’68 COMEBACK 50TH ANNIVERSARY
di Marco Lofino
C’è qualcosa di magico nel vedere un uomo che ha smarrito se stesso ritrovare la strada di casa. Ha cantato con quel tipo di forza che la gente non si aspetta più di trovare nei cantanti rock’n’roll. Il suo modo di muovere il corpo, deve aver reso Jim Morrison verde d’invidia” (John Landau)
Basterebbe questa frase nota agli appassionati di Elvis per descrivere il Comeback. Cinquant’ anni di magia, cinquant’anni dal più incredibile e maestoso dei ritorni in musica. Sappiamo tutto, forse inutile ricalcare, ma anche noi, spettatori entusiasti e mai esausti, ne rimaniamo sempre incantati.
Il comeback è unico ed inimitabile del suo genere. E’ il mio primo vero unplugged nella storia della musica , il ring in cui Elvis si ritrova a suonare coi suoi musicisti degli esordi, le risate, gli aneddoti (indimenticabile quando scherza con Scotty Moore affermando che fino alla sera prima non aveva mai aperto bocca, per poi chiedere ad Elvis di cantare “Lawdy Miss Clawdy”).
Mai visto un portento simile. L’Elvis del comeback è la quintessenza della superstar. Bello e sexy come non mai in quel vestito in pelle nera che è diventato pura iconografia presleiana applicata, la sua voce è un mix inarrivabile di forza, aggressività, sensualità e dolcezza. Roca e graffiante, è la voce del comeback, una delle sette otto voci che caratterizzano la sua impareggiabile parabola artistica pluriventennale.
La storia racconta che il Colonnello avrebbe voluto un semplice speciale natalizio. Per una volta Elvis non lo ascoltò. Grazie a Dio per una volta fece di testa sua. Ed oggi abbiamo un resoconto insuperabile di un uomo che stava davvero ritrovando la strada di casa, inarrestabile nel suo dimenarsi negli show in piedi, incredibilmente sexy e genuino in quelli che vengono definiti “sit down shows”.
Il pezzo che è l’emblema del comeback è “Baby What You Want Me To Do”. Un country rock vigoroso che è il comeback in tutta la sua essenza. Elvis è di una sensaulità dirompente nel riproporla svariate volte, anche abbozzandola, anche quasi improvvisandola in ciascuno dei segmenti. La sua voce è un graffio che ti entra nelle viscere, è un tepore che riscalda il freddo vuoto delle anime inquiete di chi ascolta.

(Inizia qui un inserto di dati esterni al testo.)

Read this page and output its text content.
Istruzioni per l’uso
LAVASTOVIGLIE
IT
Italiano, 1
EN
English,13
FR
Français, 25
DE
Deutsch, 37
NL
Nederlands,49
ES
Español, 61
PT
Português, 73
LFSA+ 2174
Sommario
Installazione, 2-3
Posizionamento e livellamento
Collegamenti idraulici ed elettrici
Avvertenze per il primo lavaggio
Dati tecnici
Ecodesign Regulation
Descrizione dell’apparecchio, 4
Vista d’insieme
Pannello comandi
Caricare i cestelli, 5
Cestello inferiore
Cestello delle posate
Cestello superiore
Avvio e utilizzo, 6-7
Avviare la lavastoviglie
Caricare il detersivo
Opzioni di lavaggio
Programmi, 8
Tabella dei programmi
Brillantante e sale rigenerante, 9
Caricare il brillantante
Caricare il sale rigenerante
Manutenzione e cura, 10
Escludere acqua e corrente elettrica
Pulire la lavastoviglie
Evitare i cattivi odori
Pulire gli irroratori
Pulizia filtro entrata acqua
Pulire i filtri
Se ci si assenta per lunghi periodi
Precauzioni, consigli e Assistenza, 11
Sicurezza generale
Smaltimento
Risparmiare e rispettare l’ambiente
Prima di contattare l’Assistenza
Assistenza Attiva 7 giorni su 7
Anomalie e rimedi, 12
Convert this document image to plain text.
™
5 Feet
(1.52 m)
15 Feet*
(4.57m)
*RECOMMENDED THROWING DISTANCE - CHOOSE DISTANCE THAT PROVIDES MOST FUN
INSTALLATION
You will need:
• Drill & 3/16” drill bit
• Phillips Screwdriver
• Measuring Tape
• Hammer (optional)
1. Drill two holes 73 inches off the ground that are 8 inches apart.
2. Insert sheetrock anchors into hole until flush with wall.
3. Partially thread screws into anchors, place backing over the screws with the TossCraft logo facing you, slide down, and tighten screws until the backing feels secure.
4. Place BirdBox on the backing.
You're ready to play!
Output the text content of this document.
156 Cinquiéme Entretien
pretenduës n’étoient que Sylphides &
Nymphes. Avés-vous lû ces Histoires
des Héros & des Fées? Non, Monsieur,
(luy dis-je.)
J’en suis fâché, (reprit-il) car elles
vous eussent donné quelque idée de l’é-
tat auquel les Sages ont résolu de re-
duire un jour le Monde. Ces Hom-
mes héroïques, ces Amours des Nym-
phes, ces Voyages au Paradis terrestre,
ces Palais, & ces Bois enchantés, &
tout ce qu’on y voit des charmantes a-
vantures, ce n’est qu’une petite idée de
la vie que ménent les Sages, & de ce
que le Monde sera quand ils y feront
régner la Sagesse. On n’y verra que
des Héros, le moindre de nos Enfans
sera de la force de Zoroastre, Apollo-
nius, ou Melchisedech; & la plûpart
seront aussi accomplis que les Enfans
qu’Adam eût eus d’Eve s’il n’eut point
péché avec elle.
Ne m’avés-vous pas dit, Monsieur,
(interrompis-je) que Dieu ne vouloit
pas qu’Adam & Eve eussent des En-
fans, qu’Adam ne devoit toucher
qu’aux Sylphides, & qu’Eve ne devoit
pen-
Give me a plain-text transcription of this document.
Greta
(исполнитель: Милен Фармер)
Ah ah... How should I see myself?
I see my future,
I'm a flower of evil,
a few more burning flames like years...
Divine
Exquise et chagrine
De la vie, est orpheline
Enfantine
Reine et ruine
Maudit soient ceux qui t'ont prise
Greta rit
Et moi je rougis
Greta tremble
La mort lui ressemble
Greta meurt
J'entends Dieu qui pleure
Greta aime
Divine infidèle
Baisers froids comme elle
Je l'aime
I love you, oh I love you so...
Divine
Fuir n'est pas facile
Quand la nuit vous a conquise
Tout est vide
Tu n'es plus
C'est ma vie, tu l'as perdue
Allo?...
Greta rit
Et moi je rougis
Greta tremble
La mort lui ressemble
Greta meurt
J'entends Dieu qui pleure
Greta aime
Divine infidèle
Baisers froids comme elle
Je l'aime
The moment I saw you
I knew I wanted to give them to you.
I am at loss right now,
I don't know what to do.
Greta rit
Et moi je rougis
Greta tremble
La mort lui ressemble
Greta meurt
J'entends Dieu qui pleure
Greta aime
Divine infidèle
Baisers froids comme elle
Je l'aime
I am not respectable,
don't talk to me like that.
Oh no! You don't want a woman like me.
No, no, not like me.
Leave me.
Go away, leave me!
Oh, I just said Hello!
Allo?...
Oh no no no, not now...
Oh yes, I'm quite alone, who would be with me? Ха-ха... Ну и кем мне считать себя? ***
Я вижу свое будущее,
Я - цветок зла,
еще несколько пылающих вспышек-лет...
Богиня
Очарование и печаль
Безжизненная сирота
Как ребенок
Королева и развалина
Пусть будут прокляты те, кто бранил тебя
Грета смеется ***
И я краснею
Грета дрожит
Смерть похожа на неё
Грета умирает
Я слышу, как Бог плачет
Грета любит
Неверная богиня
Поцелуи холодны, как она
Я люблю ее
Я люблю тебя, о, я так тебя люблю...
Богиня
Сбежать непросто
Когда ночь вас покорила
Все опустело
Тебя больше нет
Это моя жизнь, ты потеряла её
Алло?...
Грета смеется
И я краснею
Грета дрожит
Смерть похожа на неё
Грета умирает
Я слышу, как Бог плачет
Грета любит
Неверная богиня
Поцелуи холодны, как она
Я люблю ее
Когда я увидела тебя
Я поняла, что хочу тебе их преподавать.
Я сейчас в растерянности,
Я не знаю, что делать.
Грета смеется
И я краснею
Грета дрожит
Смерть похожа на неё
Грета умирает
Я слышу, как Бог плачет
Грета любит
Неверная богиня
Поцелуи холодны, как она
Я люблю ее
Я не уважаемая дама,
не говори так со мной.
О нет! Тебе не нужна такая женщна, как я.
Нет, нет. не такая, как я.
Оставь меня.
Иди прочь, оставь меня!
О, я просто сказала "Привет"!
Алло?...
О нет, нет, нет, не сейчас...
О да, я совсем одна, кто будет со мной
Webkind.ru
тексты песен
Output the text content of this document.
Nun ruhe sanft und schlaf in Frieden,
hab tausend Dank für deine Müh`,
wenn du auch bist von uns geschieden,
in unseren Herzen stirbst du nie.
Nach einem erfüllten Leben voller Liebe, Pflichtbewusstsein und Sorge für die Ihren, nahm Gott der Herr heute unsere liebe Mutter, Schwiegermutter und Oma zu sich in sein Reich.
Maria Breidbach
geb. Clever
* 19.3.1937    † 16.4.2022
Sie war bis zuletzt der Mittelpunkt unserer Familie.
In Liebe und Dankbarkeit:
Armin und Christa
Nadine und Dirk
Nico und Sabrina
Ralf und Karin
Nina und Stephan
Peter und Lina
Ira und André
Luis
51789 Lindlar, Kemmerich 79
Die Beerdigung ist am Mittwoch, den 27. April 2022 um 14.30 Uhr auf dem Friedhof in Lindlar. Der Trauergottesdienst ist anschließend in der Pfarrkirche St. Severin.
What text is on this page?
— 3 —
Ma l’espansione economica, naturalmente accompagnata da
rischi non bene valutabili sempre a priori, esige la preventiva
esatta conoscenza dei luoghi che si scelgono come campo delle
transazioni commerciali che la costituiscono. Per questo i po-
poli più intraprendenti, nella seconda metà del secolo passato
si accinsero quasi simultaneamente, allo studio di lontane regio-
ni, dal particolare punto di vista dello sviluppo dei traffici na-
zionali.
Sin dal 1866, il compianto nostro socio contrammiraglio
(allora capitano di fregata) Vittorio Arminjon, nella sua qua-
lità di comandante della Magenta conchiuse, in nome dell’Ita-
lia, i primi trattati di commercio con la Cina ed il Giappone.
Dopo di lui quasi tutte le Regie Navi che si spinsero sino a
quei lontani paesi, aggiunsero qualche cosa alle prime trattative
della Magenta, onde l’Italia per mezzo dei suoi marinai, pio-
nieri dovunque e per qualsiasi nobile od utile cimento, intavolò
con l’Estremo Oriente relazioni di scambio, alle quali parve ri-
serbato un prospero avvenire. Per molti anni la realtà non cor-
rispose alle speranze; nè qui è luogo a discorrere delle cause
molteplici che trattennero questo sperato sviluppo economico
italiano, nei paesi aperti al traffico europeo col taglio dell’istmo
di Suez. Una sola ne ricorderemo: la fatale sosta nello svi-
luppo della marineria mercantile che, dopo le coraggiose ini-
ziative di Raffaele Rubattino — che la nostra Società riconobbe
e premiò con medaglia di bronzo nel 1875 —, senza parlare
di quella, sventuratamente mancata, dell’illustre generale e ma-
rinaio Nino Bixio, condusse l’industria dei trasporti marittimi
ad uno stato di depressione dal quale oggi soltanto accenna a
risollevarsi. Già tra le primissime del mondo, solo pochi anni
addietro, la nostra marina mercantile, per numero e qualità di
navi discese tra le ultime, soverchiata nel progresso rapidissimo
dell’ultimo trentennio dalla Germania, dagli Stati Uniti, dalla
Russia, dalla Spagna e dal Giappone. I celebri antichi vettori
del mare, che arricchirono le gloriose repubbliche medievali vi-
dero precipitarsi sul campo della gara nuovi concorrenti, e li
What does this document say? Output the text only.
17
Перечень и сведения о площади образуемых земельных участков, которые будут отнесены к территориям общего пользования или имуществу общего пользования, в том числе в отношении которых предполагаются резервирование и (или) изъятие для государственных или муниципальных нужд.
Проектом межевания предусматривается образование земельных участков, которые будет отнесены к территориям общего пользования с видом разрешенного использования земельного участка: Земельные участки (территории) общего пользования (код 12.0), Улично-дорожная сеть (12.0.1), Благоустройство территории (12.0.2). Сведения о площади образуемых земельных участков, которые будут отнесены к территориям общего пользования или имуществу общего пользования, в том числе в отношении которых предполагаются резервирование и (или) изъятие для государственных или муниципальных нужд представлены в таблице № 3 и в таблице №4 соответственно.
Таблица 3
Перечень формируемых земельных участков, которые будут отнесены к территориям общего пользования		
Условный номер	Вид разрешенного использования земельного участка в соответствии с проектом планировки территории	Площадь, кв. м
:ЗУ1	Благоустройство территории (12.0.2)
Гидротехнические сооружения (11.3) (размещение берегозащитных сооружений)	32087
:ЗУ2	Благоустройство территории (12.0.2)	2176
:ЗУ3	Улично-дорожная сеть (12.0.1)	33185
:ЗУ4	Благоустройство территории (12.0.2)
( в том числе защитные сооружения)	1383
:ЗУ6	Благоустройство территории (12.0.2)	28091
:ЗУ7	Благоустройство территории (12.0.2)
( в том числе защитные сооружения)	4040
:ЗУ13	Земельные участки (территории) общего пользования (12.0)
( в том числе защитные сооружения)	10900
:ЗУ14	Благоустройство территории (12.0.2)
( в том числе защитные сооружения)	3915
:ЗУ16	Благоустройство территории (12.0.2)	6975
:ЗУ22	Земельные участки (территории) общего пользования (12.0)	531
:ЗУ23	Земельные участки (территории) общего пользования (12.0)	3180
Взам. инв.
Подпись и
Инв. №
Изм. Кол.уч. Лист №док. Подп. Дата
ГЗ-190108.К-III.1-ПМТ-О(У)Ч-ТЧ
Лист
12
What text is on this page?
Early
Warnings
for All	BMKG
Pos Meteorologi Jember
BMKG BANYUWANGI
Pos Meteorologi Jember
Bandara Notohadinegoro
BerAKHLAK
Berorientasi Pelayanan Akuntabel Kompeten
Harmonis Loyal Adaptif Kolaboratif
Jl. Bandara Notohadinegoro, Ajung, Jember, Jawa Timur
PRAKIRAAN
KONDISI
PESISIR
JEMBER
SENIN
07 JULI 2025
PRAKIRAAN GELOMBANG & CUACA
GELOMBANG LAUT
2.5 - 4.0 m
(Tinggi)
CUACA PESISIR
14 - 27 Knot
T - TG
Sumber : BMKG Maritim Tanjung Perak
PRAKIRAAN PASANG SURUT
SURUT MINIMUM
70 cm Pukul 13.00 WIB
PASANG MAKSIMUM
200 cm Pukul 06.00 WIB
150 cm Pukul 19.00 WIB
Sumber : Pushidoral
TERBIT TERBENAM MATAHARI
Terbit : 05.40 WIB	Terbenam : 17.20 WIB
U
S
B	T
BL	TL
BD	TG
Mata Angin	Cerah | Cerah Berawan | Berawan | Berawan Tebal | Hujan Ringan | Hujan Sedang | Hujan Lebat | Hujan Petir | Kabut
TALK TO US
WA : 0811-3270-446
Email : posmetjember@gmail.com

Oltre a tutto questo, magistralmente cuciti e preparati, i segmenti di Gospel , la scena del bordello quasi a mettere insieme sacro e profano, un po’ un mostrare per certi aspetti la dicotomia della vita di ognuno di noi ed in particolare quella dell’uomo di Memphis che è stato un po’ tutto, unico nel cantare Dio ma al tempo stesso icona sexy e simbolo della ribellione di una generazione irripetibile come quella degli anni cinquanta.
Il finale “sociale” è la ciliegina di una torta già di per se succulenta ma che non smette mai di saziarci.
Ascoltate “If I Can Dream”, pezzo che non ha bisogno di presentazioni e ditemi se esiste qualcosa di più epico, di più verticale in quell’interpretazione cosi appassionata ed umana.
Un canto di speranza e di pace dalla voce del più grande artista di tutti i tempi.
Il re è tornato, il re è vivo e vivrà per sempre.